When you lose control of your body in a crowd
John Fruin, a retired research engineer, wrote in an article titled “The Causes and Prevention of Mass Disasters” that individual control is crushed and “one becomes an unwitting part of the crowd.”
“With an occupancy of about 7 people per square meter, the crowd becomes almost a fluid mass. Shock waves can propagate through the mass enough to lift people and propel them to distances of 3 m or more. People can literally be left without shoes and without clothes, “Fruin wrote in the document originally submitted in 1993 and revised in 2002.
“The intense pressures of the crowd, exacerbated by anxiety, make it difficult to breathe. The heat and thermal insulation of the surrounding bodies cause some to weaken and pass out. Access to those who fall is impossible. The extraction of those who they are in danger can only be achieved by lifting them up and passing them over their heads to the outside of the crowd. “
Fruin wrote that most crowd deaths are the result of “compressive suffocation” rather than trampling. He described steel railings capable of withstanding a thousand pounds of pressure bent by the “domino effect” of the force of the crowd.
“I felt like I couldn’t breathe”
Viewers at the Houston festival described feeling increasingly crowded as Scott’s performance approached, as well as feeling crushed and seeing others pass out and scream in terror as the performance began.
“The crowd was crushing me so much that I felt like I couldn’t breathe,” Emily Munguia, 22, told Trends Wide.
Another woman in the crowd, Madeline Eskins, eventually passed out and was apparently taken to safety, she wrote in an Instagram post.

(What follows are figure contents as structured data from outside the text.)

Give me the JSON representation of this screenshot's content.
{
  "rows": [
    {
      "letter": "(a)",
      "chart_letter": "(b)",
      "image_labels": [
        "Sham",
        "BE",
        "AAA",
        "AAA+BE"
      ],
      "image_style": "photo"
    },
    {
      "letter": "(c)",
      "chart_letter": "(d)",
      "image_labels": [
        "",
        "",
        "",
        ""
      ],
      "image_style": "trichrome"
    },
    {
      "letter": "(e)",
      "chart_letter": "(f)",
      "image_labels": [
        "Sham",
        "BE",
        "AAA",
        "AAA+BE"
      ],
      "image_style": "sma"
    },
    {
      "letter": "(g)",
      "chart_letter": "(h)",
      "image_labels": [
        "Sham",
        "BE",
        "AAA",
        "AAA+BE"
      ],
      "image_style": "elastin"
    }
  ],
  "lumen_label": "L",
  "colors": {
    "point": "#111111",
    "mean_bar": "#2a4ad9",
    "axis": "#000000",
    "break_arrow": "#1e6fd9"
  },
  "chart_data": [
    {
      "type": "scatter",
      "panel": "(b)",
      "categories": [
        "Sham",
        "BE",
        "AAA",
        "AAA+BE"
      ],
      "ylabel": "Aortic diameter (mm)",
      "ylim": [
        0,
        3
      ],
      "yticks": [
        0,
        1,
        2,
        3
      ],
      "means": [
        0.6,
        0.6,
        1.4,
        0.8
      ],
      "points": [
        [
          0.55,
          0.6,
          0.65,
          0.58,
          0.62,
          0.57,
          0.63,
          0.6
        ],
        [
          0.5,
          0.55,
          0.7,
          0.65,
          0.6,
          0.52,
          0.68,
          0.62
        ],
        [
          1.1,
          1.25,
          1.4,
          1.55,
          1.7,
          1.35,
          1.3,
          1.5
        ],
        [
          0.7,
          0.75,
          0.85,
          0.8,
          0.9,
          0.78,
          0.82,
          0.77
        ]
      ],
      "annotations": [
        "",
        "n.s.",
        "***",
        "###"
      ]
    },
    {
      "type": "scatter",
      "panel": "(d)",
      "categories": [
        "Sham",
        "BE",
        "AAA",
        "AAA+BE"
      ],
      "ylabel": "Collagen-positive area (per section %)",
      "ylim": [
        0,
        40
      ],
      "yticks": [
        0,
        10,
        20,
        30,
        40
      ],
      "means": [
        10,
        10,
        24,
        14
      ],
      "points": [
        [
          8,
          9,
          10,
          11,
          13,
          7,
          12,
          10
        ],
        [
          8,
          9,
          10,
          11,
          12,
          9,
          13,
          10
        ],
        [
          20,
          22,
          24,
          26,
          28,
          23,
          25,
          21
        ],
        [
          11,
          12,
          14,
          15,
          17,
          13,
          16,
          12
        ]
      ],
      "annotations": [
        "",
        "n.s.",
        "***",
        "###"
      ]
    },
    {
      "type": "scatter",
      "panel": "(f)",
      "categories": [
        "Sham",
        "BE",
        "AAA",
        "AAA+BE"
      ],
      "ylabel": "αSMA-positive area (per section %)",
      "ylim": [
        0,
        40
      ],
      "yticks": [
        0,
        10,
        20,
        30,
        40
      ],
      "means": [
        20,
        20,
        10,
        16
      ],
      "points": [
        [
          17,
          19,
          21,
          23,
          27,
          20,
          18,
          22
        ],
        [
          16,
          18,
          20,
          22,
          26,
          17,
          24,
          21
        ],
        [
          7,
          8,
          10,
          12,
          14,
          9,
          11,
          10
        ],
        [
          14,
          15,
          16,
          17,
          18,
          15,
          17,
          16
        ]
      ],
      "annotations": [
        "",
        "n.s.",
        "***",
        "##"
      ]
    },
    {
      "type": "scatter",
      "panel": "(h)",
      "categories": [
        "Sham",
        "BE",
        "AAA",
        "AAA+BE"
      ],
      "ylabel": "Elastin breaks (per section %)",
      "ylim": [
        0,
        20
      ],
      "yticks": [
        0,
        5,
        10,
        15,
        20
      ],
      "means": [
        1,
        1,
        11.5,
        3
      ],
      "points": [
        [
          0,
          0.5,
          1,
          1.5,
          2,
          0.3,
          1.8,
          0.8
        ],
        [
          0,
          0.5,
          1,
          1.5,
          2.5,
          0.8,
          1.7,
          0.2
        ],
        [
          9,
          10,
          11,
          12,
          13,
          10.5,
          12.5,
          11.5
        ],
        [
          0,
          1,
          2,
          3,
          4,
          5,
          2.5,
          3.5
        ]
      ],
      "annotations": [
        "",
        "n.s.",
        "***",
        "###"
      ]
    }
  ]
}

When a timer on a screen counted back 30 minutes to Scott’s performance, “people were compressing against each other and pushing back and forth, and it got progressively worse,” Eskins told Trends Wide on Saturday.
“I had constant pressure on my chest, constant pressure on my back. From the side, they squeezed me,” he described.
Medical staff were so overwhelmed with the injuries that audience members attempted to administer CPR.
Investigators will review how the site was designed and whether it had enough exit points, Peña said. They will also explore “what caused, one, the crowd compression problem, and two, what prevented people from escaping from that situation,” he added.
Turner, at a news conference Saturday afternoon, said city officials were speaking with festival organizers, promoters, witnesses and others “to try to understand much better what happened, what went wrong, where the wrong steps were taken. “
Trends Wide’s Jason Hanna, Maya Brown, and Rosa Flores contributed to this report.